Les États membres « partout en Europe » se tournent de plus en plus vers les marchés de capacités, « même quand ce n’est ni efficace, ni financièrement intéressant », explique un document de l’Union de l’énergie.

Les mécanismes de capacités récompensent le potentiel de production d’énergie des entreprises, surtout celui des centrales au gaz et au charbon, plutôt que d’acheter l’énergie réellement produite.

Les défenseurs de cette initiative assurent que ce modèle empêchera les coupures de courant en permettant l’achat en ligne des capacités excédentaires en cas de pénurie ou afin de couvrir la consommation aux moments où elle est la plus élevée.

Ses détracteurs avancent quant à eux que le paiement de l’énergie excédentaire inutilisée revient à subventionner publiquement une énergie très productrice de carbone, assurant l’avenir des centrales alimentées aux énergies fossiles.

>> Lire : Le charbon a de beaux jours devant lui dans le cadre de l’Union de l’énergie

Climat et Libye également au programme

Le Conseil discutera également de la façon dont les politiques commerciales et de développement européennes peuvent contribuer aux objectifs climatiques de l’Union.

Les chefs d’Etat et de gouvernement tenteront de coordonner leur stratégie diplomatique avant la Conférence Paris Climat de l’ONU, qui a pour but l’instauration d’objectifs contraignants permettant de limiter le réchauffement climatique à 2°C.

Les dirigeants aborderont aussi le sujet de la guerre civile en Libye et ses implications quant à la sécurité européenne, surtout en ce qui concerne le terrorisme et la migration illégale.

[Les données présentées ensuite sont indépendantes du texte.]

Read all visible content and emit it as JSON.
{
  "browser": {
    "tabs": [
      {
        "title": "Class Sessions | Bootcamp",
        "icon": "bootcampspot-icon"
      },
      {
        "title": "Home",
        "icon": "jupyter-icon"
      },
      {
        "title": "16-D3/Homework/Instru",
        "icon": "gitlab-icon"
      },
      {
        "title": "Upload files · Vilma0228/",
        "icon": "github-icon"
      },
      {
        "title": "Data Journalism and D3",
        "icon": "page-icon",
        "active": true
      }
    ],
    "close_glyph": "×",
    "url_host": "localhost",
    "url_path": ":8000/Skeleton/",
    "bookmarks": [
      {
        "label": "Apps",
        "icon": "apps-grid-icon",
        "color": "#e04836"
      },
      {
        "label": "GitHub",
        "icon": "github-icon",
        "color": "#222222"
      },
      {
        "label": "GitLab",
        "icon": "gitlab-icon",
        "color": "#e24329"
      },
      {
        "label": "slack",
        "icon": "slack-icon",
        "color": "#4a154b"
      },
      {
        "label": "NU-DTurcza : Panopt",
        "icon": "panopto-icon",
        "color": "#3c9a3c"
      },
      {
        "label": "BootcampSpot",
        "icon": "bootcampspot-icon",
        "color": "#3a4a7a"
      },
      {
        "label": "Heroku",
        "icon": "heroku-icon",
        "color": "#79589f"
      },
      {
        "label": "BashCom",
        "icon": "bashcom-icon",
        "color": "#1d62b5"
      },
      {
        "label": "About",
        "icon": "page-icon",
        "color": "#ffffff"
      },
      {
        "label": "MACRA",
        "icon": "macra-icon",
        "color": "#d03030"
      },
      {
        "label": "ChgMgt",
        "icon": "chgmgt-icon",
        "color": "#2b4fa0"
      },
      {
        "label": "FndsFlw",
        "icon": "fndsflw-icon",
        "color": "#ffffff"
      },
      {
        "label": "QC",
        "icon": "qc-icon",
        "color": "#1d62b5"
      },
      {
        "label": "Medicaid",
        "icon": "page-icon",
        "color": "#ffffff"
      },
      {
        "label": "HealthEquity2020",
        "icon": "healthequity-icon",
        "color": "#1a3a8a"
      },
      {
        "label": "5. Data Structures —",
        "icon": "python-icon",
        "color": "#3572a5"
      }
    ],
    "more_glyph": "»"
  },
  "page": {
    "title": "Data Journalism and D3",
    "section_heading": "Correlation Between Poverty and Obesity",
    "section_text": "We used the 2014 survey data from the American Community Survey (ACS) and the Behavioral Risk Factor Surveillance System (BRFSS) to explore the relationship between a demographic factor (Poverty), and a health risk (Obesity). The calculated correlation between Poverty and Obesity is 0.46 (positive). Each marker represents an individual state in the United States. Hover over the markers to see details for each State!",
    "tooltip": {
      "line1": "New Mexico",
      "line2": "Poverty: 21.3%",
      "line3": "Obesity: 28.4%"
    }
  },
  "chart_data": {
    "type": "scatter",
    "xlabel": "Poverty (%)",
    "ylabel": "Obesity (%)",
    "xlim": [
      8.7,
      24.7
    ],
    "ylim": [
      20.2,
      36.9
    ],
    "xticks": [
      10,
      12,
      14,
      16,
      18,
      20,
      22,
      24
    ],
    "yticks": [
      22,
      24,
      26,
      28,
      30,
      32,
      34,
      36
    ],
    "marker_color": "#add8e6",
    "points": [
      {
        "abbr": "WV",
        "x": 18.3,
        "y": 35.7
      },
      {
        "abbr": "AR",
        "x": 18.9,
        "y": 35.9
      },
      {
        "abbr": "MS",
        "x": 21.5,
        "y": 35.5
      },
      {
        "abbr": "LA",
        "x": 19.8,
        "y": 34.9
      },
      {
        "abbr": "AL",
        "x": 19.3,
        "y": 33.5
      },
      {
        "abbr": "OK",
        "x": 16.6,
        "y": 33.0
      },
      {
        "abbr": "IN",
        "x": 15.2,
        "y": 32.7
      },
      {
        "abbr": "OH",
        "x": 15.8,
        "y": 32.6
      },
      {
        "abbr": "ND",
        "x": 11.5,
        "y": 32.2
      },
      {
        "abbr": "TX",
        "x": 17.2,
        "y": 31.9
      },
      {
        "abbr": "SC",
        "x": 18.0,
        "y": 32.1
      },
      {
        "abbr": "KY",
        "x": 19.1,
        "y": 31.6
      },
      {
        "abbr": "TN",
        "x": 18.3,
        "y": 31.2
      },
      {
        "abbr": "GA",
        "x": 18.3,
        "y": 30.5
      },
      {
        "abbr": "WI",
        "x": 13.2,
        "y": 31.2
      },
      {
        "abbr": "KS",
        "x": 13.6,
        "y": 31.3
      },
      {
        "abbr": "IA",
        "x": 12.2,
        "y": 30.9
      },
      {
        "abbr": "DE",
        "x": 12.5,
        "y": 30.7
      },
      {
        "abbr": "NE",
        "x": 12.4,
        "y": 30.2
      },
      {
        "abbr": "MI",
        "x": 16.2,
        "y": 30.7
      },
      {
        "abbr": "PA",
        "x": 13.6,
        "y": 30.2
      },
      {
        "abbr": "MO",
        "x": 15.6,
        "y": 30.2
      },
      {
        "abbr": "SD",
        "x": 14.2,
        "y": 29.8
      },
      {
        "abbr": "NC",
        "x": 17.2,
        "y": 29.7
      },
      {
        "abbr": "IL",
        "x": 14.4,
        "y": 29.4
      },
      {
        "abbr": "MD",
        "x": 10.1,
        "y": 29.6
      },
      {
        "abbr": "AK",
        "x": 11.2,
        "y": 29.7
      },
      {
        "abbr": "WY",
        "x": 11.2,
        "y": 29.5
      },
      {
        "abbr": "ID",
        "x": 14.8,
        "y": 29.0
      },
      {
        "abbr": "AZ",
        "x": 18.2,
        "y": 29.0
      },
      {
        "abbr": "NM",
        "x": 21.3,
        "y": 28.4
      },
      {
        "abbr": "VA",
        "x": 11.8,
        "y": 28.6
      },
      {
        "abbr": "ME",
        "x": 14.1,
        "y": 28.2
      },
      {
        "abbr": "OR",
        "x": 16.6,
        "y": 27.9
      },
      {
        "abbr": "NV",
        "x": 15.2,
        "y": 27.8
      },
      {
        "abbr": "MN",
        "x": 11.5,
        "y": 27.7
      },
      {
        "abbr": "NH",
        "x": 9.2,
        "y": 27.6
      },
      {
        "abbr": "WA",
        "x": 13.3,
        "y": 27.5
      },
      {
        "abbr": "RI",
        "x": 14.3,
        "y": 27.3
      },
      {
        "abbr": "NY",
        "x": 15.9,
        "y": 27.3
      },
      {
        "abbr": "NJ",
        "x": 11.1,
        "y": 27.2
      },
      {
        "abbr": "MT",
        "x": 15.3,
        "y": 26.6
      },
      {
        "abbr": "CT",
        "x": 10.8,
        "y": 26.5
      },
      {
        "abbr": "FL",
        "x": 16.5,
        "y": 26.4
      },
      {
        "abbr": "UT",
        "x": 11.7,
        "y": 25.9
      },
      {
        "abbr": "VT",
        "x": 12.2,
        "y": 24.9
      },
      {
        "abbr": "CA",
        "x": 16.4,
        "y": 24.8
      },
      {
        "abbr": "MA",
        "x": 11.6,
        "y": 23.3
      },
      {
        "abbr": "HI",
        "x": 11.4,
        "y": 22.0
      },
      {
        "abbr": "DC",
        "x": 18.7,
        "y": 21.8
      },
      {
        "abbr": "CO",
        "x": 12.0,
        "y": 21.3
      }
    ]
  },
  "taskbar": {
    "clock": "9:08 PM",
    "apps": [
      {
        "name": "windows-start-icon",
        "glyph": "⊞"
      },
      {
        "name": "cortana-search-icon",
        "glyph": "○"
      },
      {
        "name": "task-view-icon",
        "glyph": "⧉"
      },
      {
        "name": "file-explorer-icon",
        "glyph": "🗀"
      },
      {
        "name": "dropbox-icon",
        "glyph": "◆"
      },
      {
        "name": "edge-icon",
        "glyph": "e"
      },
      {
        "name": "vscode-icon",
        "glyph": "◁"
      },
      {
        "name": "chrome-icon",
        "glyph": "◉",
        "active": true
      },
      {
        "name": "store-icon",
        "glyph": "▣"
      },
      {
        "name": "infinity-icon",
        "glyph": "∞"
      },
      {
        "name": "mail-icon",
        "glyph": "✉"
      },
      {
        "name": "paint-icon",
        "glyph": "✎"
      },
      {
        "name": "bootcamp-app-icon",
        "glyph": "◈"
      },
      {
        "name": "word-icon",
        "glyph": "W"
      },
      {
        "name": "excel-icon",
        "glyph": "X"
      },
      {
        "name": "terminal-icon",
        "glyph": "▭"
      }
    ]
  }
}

Le document confidentiel du Conseil stipule que ce sujet sera abordé de manière plus exhaustive en octobre.

Contexte

En tant que Premier ministre Polonais, Donald Tusk a donné la première impulsion pour la création d'une Union de l'énergie européenne. Depuis, cette idée a été reprise par la Commission européenne, qui a nommé Maroš Šef?ovi? commissaire spécial chargé du projet et vice-président.

Le 25 février, la Commission a publié un document sur sa vision du projet, accompagné d'une annexe de « propositions concrètes », parmi lesquelles se trouvent des lois, des décisions et des analyses.

L'Union de l'énergie concernera des secteurs divers, comme l'énergie, les transports, la recherche et l'innovation, la politique étrangère, la politique européenne de voisinage, le commerce et l'agriculture, explique la Commission.

L'Union de l'énergie est la réponse de l'UE face aux menaces que la Russie fait peser sur ses livraisons de gaz. La majorité des importations de gaz russe vers l'UE, soit 30 % de sa consommation annuelle, transite par l'Ukraine. En 2009, la Russie avait fermé les robinets de gaz suite à une dispute avec Kiev, ce qui avait engendré des pénuries dans l'UE.

Depuis, la situation s'est détériorée, avec l'annexion de la Crimée, le crash d'un vol de la Malaysia Airlines causé par les tirs de séparatistes appuyés par Moscou et les sanctions européennes visant la Russie.

Les objectifs de cette Union de l'énergie se sont diversifiés pour inclure des problèmes tels que la lutte contre le changement climatique.

Prochaines étapes

  • 5 mars : Sommet des ministres européens de l'Environnement et de l'Énergie à Bruxelles.
  • 19 mars : Les chefs d'État européens se rencontrent pour un sommet à Bruxelles.
  • Décembre : Conférence sur le changement climatique de l'ONU à Paris (COP21).